Monday, August 3, 2009

Interesting Info on CNG Conversions

Obviously one of the biggest potential uses for natural gas is as a fuel for vehicles. That's what the Pickens Plan has been pushing with its support of the NAT GAS Act in Congress. There is a lot of conflicting information out there on the subject of CNG conversion, some of it put out by eager but biased groups representing both sides of the conversation.

I read an interesting analysis on the subject about a month ago by Robert Rapier that has resurfaced on the Oil Drum. What is new and fascinating is the gray text box at the end of the article (in the "Afterword" section), which is a response he got to the original piece from the EVP/Co-Publisher of The Auto Channel. In it he notes that one of the obstacles that CNG vehicle conversion faces is a very stiff licensing fee imposed on shops that do the work. As a result, it is extraordinarily expensive to legitimately do these conversions.

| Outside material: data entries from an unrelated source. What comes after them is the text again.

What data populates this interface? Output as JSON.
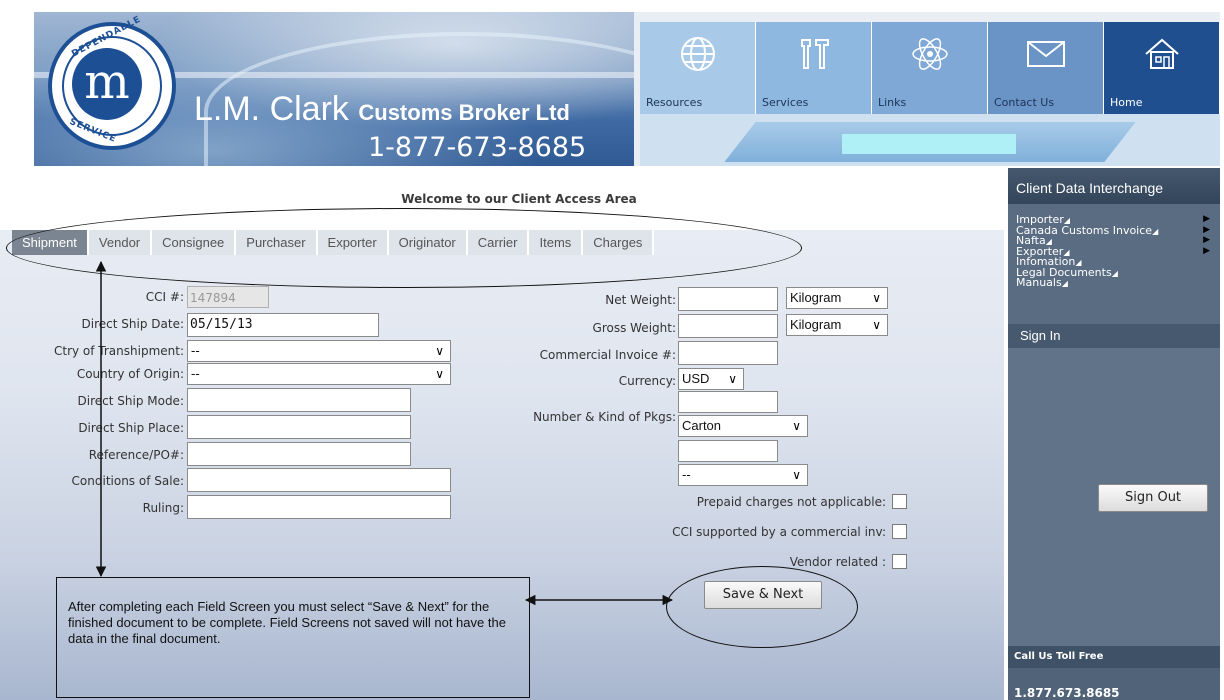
{
  "header": {
    "logo_top": "DEPENDABLE",
    "logo_bottom": "SERVICE",
    "logo_letter": "m",
    "company_name": "L.M. Clark",
    "company_sub": "Customs Broker Ltd",
    "phone": "1-877-673-8685"
  },
  "nav": [
    {
      "label": "Resources",
      "icon": "globe-icon"
    },
    {
      "label": "Services",
      "icon": "tools-icon"
    },
    {
      "label": "Links",
      "icon": "atom-icon"
    },
    {
      "label": "Contact Us",
      "icon": "envelope-icon"
    },
    {
      "label": "Home",
      "icon": "house-icon"
    }
  ],
  "welcome": "Welcome to our Client Access Area",
  "tabs": [
    "Shipment",
    "Vendor",
    "Consignee",
    "Purchaser",
    "Exporter",
    "Originator",
    "Carrier",
    "Items",
    "Charges"
  ],
  "form": {
    "cci_label": "CCI #:",
    "cci_value": "147894",
    "direct_ship_date_label": "Direct Ship Date:",
    "direct_ship_date_value": "05/15/13",
    "transhipment_label": "Ctry of Transhipment:",
    "transhipment_value": "--",
    "origin_label": "Country of Origin:",
    "origin_value": "--",
    "ship_mode_label": "Direct Ship Mode:",
    "ship_place_label": "Direct Ship Place:",
    "reference_label": "Reference/PO#:",
    "conditions_label": "Conditions of Sale:",
    "ruling_label": "Ruling:",
    "net_weight_label": "Net Weight:",
    "net_weight_unit": "Kilogram",
    "gross_weight_label": "Gross Weight:",
    "gross_weight_unit": "Kilogram",
    "commercial_invoice_label": "Commercial Invoice #:",
    "currency_label": "Currency:",
    "currency_value": "USD",
    "pkgs_label": "Number & Kind of Pkgs:",
    "pkgs_kind": "Carton",
    "extra_select": "--",
    "prepaid_label": "Prepaid charges not applicable:",
    "cci_supported_label": "CCI supported by a commercial inv:",
    "vendor_related_label": "Vendor related :",
    "save_next": "Save & Next",
    "chevron": "∨"
  },
  "callout": "After completing each Field Screen you must select “Save & Next” for the finished document to be complete. Field Screens not saved will not have the data in the final document.",
  "sidebar": {
    "title": "Client Data Interchange",
    "items": [
      "Importer",
      "Canada Customs Invoice",
      "Nafta",
      "Exporter",
      "Infomation",
      "Legal Documents",
      "Manuals"
    ],
    "caret": "◢",
    "arrow": "▶",
    "sign_in": "Sign In",
    "sign_out": "Sign Out",
    "call_title": "Call Us Toll Free",
    "call_phone": "1.877.673.8685"
  }
}
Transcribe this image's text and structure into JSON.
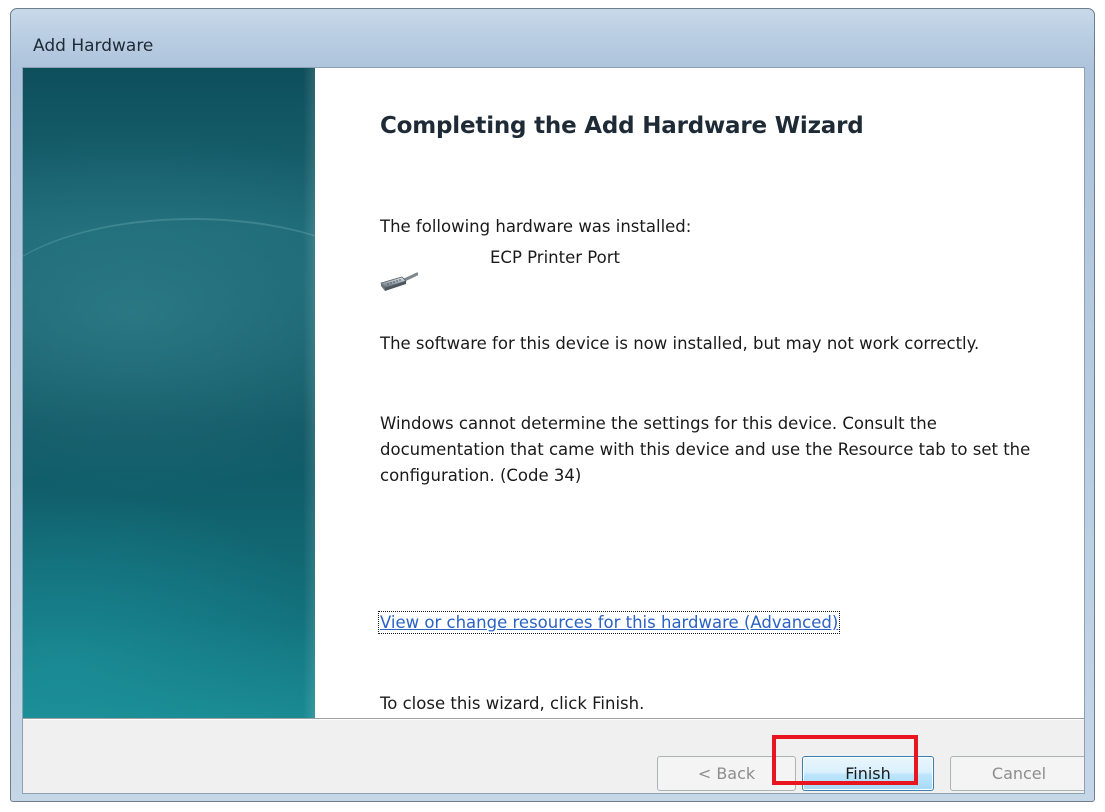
{
  "window": {
    "title": "Add Hardware"
  },
  "wizard": {
    "heading": "Completing the Add Hardware Wizard",
    "installed_label": "The following hardware was installed:",
    "device_name": "ECP Printer Port",
    "device_icon": "parallel-port-icon",
    "warning_text": "The software for this device is now installed, but may not work correctly.",
    "code_text": "Windows cannot determine the settings for this device. Consult the documentation that came with this device and use the Resource tab to set the configuration. (Code 34)",
    "resources_link": "View or change resources for this hardware (Advanced)",
    "close_hint": "To close this wizard, click Finish."
  },
  "buttons": {
    "back_label": "< Back",
    "finish_label": "Finish",
    "cancel_label": "Cancel"
  },
  "colors": {
    "highlight": "#e8141f",
    "link": "#2a63c5",
    "side_panel": "#0f5663"
  }
}
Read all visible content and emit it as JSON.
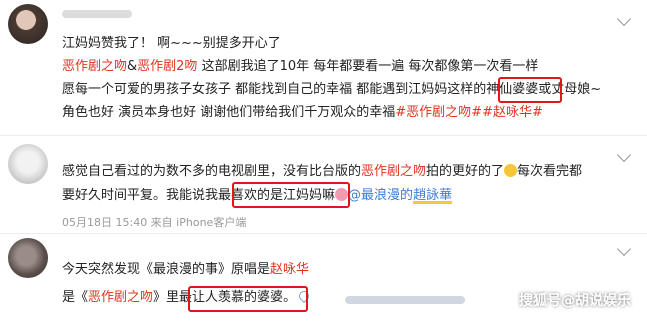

True, this kind of conversion is a process that requires a certified skill and appropriate inspections, but a fee of $10,000 per auto year, per engine type, per manufacturer strikes me as extreme and ridiculous. It's just the kind of thing that keeps CNG conversions as more of a rare, black market event. I'd love to know who wrote the bill that got that law passed. I'm not a conspiracy theorist by nature, but I have to believe that the oil lobby had a fat greasy finger in that pie.